The vulnerability exists in the EVP_PKEY_derive_set_peer() function, which improperly checks the subgroup membership of the peer key when a DHX (X9.42) key is used. A malicious peer can exploit this flaw to recover the victim's private key after a small number of key exchange attempts.

Risk Assessment

The risk to the organization is the potential for a malicious peer to recover the private key, leading to the compromise of sensitive data. The attack surface is limited to specific deployments, reducing its overall severity.

Recommendation

It is recommended to update the FIPS modules to the latest version and review the configuration of DHX keys to minimize risk.

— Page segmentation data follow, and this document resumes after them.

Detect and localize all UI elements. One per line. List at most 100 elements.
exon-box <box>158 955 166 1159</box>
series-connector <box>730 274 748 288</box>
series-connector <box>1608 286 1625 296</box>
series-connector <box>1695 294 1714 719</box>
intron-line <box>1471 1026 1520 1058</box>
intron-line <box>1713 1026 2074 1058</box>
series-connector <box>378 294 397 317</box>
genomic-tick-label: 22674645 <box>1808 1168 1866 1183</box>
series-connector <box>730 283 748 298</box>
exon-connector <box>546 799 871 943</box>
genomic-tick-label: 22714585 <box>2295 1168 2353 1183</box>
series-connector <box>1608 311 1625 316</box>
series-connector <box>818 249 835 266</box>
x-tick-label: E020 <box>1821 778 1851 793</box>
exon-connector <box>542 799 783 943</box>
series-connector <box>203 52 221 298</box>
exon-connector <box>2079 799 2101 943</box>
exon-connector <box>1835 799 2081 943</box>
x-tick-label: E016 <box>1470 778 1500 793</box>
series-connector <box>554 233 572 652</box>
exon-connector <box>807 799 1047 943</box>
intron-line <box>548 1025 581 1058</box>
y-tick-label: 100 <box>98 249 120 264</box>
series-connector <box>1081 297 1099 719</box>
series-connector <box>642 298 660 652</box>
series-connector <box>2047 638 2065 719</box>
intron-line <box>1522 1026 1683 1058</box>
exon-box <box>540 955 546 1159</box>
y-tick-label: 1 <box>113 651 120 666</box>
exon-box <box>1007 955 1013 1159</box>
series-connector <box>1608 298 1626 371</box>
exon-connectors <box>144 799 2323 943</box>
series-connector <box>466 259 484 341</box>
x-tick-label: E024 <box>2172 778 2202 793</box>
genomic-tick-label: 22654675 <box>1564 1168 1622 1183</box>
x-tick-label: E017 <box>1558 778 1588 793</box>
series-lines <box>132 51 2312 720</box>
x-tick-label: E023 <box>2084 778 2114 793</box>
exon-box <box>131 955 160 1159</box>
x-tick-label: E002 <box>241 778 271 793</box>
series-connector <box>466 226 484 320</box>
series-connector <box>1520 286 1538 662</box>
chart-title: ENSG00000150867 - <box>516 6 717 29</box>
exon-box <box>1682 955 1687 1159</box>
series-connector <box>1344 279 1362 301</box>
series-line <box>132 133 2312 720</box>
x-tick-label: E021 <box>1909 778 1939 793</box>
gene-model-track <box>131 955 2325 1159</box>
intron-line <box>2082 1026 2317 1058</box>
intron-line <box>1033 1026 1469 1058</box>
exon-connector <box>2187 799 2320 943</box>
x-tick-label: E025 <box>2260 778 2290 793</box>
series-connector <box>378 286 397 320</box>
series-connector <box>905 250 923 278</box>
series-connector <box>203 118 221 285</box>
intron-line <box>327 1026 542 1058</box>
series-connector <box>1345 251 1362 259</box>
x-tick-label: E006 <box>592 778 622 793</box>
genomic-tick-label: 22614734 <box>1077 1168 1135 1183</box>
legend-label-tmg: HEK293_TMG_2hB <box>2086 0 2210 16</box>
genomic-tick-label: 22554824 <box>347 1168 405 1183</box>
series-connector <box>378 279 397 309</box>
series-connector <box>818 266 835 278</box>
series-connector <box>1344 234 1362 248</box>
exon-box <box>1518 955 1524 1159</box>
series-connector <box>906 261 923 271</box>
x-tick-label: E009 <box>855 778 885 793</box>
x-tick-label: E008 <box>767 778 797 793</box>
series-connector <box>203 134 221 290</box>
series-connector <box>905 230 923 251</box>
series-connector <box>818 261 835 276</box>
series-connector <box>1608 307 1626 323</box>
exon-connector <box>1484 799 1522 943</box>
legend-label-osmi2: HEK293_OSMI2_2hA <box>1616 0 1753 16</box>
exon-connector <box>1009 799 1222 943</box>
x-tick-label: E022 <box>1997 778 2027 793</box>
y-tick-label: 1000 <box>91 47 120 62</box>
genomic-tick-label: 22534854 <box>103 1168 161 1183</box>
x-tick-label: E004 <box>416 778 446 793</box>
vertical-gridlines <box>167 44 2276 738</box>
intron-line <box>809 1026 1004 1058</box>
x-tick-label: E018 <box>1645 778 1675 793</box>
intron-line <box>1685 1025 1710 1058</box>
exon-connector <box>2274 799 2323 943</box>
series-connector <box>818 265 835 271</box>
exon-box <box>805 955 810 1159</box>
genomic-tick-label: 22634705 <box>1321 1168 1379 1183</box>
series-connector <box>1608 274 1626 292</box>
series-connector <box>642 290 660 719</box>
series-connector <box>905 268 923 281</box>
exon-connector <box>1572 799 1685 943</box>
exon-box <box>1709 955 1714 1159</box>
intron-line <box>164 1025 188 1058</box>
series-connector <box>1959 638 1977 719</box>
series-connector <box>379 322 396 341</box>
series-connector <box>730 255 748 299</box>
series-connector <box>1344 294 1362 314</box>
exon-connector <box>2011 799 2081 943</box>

Consideration should also be given to using alternative key exchange methods.

Original NVD description (English source)

Issue summary: When EVP_PKEY_derive_set_peer() is called with a DHX (X9.42) peer key, the peer key is not properly checked for the subgroup membership. Impact summary: A malicious peer which presents an X9.42 key carrying the victim's p and g parameters, a forged q = r (a small prime factor of the cofactor (p−1)/q_local), and a public value Y of order r can recover the victim's private key after a small number of key exchange attempts. When EVP_PKEY_derive_set_peer() is called with a DHX (X9.42) peer key, the subgroup membership check Y^q ≡ 1 (mod p) is performed using the peer's own q parameter, not the local key's q. The peer's domain parameters are then matched against the domain parameters of the private key, but the value of q is not compared. A malicious peer who presents an X9.42 key carrying the victim's p, g, a forged q = r (a small prime factor of the cofactor), and a public value Y of order r passes all checks. The shared secret then takes only r distinct values, leaking priv mod r. Repeating for each small-prime factor of the cofactor and combining via CRT recovers the full private key (Lim–Lee / small-subgroup-confinement attack). The realistic attack surface is narrow: principally CMP deployments with long-lived RA/CA DHX keys and bespoke enterprise or government applications using X9.42 DHX static keys with interactive protocols and therefore this issue was assigned Low severity. The FIPS modules in 4.0, 3.6, 3.5, 3.4, and 3.0 are affected by this issue.